Today, many college students struggle to have meaningful conversations about important issues. According to a 2021 Heterodox Academy survey, 63% of college students reported feeling uncomfortable sharing their beliefs on campus due to the fear of criticism from their peers. Despite this, 88% of students expressed that colleges should encourage respectful interactions among individuals with differing beliefs.


This discrepancy—between the desire for open dialogue and the fear of judgment—highlights a critical issue on college campuses: the need for safe spaces to facilitate genuine discussions. At Project My Voice, we believe that film is a powerful tool to bridge this gap. By using film to spark critical conversations, we aim to create environments where students feel safe to express their thoughts and engage with others. Here’s how our approach aligns with the strategies outlined in the Aspen Institute’s report, Transforming Conflict on College Campuses (2023).


Understanding the Campus Conflict Landscape


The Aspen Institute’s report identifies several common sources of conflict on college campuses:


  • Ideological Differences: Conflicts over political, social, or cultural beliefs.


  • Identity-Based Tensions: Issues related to race, gender, and sexuality.


  • Institutional Disputes: Disagreements over university policies and administrative decisions.


These conflicts often mirror broader social issues and can escalate if not managed effectively. The report emphasizes the need for proactive engagement and structured dialogue to address these conflicts constructively.


Leveraging Film to Address Campus Conflicts


At Project My Voice, we use film to facilitate the strategies recommended by the Aspen Institute. Films can be powerful catalysts for discussion, offering relatable narratives that help students see different perspectives and reflect on their own beliefs. Here’s how we integrate film into conflict resolution efforts on campuses:


Creating Engagement through Film:


Films can present complex issues and diverse viewpoints in a compelling way, making them effective for engaging students in critical discussions. By depicting real-life conflicts and experiences, films provide a context for students to understand different perspectives and foster empathy.

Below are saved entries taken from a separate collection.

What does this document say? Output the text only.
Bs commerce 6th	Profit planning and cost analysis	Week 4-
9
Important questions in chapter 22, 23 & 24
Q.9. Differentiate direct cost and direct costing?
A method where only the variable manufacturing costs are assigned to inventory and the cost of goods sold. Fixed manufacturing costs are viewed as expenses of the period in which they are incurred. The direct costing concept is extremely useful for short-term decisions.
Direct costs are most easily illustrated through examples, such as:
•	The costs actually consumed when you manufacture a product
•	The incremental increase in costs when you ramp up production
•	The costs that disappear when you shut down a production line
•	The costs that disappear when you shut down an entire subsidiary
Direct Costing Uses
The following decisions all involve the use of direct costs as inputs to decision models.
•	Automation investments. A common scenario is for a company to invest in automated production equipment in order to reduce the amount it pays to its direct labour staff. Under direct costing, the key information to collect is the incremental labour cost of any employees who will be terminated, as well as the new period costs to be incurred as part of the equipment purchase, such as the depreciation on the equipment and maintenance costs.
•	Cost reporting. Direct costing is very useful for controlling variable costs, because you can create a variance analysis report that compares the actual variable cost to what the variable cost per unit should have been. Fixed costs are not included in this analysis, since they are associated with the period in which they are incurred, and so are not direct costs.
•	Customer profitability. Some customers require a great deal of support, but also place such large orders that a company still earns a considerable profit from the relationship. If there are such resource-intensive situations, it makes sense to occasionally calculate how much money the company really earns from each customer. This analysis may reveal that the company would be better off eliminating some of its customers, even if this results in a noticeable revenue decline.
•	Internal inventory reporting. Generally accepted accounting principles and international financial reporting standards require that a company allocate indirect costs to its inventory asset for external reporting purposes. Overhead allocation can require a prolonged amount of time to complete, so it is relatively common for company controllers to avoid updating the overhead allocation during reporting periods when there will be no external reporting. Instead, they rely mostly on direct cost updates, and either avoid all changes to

Facilitated Discussions Post-Screening:


After each film screening, we host guided discussions to help students process what they’ve watched. These discussions are facilitated by experienced moderators who ensure that conversations are respectful and productive. This aligns with the Aspen Institute’s emphasis on structured dialogue as a key strategy for managing conflict.


Empowering Student Voices through Filmmaking:


We also encourage students to create their own films about campus issues. This hands-on approach empowers them to express their perspectives and contribute to a broader understanding of the conflicts they encounter. It aligns with the report’s recommendations for proactive engagement and support systems by providing students with a platform to share their narratives and initiate dialogue.


Using Film in Training and Education:


Films depicting conflict resolution scenarios can be valuable educational tools. They provide concrete examples of how conflicts can be navigated and resolved, enhancing training efforts recommended by the Aspen Institute. Watching characters on screen navigate conflicts helps students learn practical strategies for their own interactions.


Real-World Impact of Film-Based Dialogue


By presenting relatable stories, facilitating structured discussions, and empowering students to share their voices, films can help create a more inclusive and understanding campus environment. At Project My Voice, we are dedicated to using the power of film to promote critical conversations and foster environments where all students feel valued and heard.